1. Technical Field of the Invention
The invention relates generally to communication systems; and, more particularly, it relates to processing of burst noise affected signals within such communication systems.
2. Description of Related Art
Data communication systems have been under continual development for many years. One such type of communication system that has been of significant interest lately is a communication system that employs iterative error correction codes (ECCs). There are a variety of types of ECCs (e.g., turbo codes, turbo trellis codes, Reed-Solomon (RS) codes, LDPC (Low Density Parity Check) codes, etc.). Communications systems with iterative codes and iterative ECCs are often able to achieve lower bit error rates (BER) than alternative codes for a given signal to noise ratio (SNR).
A continual and primary directive in this area of development has been to try continually to lower the SNR required to achieve a given BER within a communication system. The ideal goal has been to try to reach Shannon's limit in a communication channel. Shannon's limit may be viewed as being the data rate to be used in a communication channel (e.g., most typically in the context of an additive white Gaussian noise (AWGN) communication channel), having a particular SNR, that achieves error free transmission through the communication channel. In other words, the Shannon limit is the theoretical bound for channel capacity for a given modulation and code rate. It is of course noted that certain communication channels may suffer from deficiencies other than AWGN (e.g., burst noise, distortion, interference, fading, etc.).

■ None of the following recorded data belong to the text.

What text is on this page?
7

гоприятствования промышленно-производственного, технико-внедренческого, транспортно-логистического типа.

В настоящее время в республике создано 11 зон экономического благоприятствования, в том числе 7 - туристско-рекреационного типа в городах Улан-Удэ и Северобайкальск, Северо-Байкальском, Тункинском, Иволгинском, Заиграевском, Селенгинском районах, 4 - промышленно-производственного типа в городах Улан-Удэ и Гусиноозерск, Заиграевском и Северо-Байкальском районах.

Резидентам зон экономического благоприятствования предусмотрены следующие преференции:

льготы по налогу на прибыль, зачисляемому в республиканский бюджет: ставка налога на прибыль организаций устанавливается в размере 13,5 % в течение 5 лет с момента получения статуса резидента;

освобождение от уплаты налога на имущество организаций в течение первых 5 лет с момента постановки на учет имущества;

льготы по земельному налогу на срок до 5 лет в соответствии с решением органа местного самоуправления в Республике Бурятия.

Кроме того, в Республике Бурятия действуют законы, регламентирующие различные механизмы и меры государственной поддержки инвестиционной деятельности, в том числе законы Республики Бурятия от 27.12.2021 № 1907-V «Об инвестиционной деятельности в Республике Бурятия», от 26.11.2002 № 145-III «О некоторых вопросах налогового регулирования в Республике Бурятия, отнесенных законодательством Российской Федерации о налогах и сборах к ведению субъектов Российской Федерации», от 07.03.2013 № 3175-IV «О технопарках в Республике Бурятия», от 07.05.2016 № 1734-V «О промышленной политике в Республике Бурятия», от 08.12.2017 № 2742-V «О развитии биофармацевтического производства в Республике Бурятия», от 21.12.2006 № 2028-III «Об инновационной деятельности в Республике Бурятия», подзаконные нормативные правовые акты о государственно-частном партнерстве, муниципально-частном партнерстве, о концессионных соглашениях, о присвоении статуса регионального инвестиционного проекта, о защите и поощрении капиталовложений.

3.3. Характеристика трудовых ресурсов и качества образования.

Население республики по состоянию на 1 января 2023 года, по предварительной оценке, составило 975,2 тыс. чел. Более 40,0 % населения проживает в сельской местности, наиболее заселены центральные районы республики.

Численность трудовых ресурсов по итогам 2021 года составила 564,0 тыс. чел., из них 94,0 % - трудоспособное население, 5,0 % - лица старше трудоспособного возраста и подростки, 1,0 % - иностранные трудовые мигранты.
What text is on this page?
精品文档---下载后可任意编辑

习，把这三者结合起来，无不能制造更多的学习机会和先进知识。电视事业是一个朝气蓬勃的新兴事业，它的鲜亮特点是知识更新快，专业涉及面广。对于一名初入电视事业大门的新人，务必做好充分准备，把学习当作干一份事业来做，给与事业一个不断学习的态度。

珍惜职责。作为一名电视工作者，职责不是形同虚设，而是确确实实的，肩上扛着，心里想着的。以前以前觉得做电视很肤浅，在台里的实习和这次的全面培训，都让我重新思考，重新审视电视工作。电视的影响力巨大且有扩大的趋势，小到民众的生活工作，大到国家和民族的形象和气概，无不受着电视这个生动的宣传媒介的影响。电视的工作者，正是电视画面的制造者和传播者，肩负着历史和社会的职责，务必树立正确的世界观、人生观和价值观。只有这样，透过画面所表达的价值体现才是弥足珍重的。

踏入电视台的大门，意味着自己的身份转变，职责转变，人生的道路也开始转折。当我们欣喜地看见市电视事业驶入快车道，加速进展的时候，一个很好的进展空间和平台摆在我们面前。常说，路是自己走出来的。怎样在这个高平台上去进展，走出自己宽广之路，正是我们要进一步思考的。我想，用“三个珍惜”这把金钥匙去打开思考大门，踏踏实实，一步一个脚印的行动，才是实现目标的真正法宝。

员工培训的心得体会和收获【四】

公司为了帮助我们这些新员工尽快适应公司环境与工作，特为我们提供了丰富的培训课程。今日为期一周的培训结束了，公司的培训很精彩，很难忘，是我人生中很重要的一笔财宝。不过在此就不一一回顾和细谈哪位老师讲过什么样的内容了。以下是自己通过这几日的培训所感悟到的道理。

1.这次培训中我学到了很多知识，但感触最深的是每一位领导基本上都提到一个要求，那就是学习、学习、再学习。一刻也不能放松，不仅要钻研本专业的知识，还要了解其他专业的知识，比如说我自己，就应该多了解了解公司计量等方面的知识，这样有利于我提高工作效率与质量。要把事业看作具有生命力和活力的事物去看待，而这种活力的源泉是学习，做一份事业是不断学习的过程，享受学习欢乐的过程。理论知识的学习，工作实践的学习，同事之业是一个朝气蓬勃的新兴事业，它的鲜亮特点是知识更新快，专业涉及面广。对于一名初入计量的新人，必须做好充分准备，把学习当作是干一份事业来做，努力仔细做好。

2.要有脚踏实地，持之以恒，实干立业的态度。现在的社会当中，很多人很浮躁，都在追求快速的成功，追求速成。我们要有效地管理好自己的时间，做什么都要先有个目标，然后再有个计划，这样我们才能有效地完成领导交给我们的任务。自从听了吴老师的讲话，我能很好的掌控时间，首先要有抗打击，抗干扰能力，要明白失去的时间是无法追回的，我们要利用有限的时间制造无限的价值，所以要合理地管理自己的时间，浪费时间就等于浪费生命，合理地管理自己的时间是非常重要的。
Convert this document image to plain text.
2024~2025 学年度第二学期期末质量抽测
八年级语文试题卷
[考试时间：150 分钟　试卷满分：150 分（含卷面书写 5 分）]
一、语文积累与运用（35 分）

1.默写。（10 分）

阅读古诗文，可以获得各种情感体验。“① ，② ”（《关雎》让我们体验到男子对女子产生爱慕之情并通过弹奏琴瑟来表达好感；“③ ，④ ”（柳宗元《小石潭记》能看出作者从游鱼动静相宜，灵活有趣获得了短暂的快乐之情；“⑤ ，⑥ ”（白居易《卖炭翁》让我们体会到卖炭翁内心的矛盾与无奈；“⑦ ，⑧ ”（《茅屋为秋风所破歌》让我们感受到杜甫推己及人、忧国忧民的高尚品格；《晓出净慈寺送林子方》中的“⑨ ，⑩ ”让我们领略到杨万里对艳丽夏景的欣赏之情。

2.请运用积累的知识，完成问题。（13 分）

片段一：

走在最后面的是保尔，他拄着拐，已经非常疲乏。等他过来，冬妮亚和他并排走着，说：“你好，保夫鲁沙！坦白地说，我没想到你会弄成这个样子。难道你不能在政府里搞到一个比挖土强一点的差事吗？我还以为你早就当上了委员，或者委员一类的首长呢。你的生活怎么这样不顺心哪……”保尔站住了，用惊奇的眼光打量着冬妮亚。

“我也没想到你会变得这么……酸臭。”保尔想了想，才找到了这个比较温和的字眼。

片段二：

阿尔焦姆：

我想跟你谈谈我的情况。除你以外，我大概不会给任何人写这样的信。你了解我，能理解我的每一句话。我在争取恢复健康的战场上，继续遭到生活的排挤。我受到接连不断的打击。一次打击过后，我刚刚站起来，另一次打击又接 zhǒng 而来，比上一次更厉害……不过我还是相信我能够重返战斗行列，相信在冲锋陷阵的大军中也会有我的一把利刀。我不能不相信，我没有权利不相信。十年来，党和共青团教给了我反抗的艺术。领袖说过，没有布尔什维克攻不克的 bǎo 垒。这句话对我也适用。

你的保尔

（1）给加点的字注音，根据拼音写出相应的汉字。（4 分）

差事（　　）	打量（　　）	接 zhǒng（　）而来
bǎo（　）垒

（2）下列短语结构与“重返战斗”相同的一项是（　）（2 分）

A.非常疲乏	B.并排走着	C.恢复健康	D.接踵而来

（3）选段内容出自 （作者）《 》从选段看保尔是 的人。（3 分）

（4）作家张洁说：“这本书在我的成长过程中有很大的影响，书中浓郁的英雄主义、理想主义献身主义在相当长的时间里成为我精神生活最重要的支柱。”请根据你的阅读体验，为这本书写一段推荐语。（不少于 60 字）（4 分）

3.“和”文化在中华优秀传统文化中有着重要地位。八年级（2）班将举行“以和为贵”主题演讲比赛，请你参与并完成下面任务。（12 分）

For any particular communication system application areas, near-capacity achieving error correction codes are very desirable. Generally speaking, within the context of communication systems that employ ECC codes, there is a first communication device at one end of a communication channel with encoder capability and second communication device at the other end of the communication channel with decoder capability. In many instances, one or both of these two communication devices includes encoder and decoder capability (e.g., within a bi-directional communication system). ECCs codes can be applied in a variety of additional applications as well, including those that employ some form of data storage (e.g., hard disk drive (HDD) applications and other memory storage devices) in which data is encoded before writing to the storage media, and then the data is decoded after being read/retrieved from the storage media.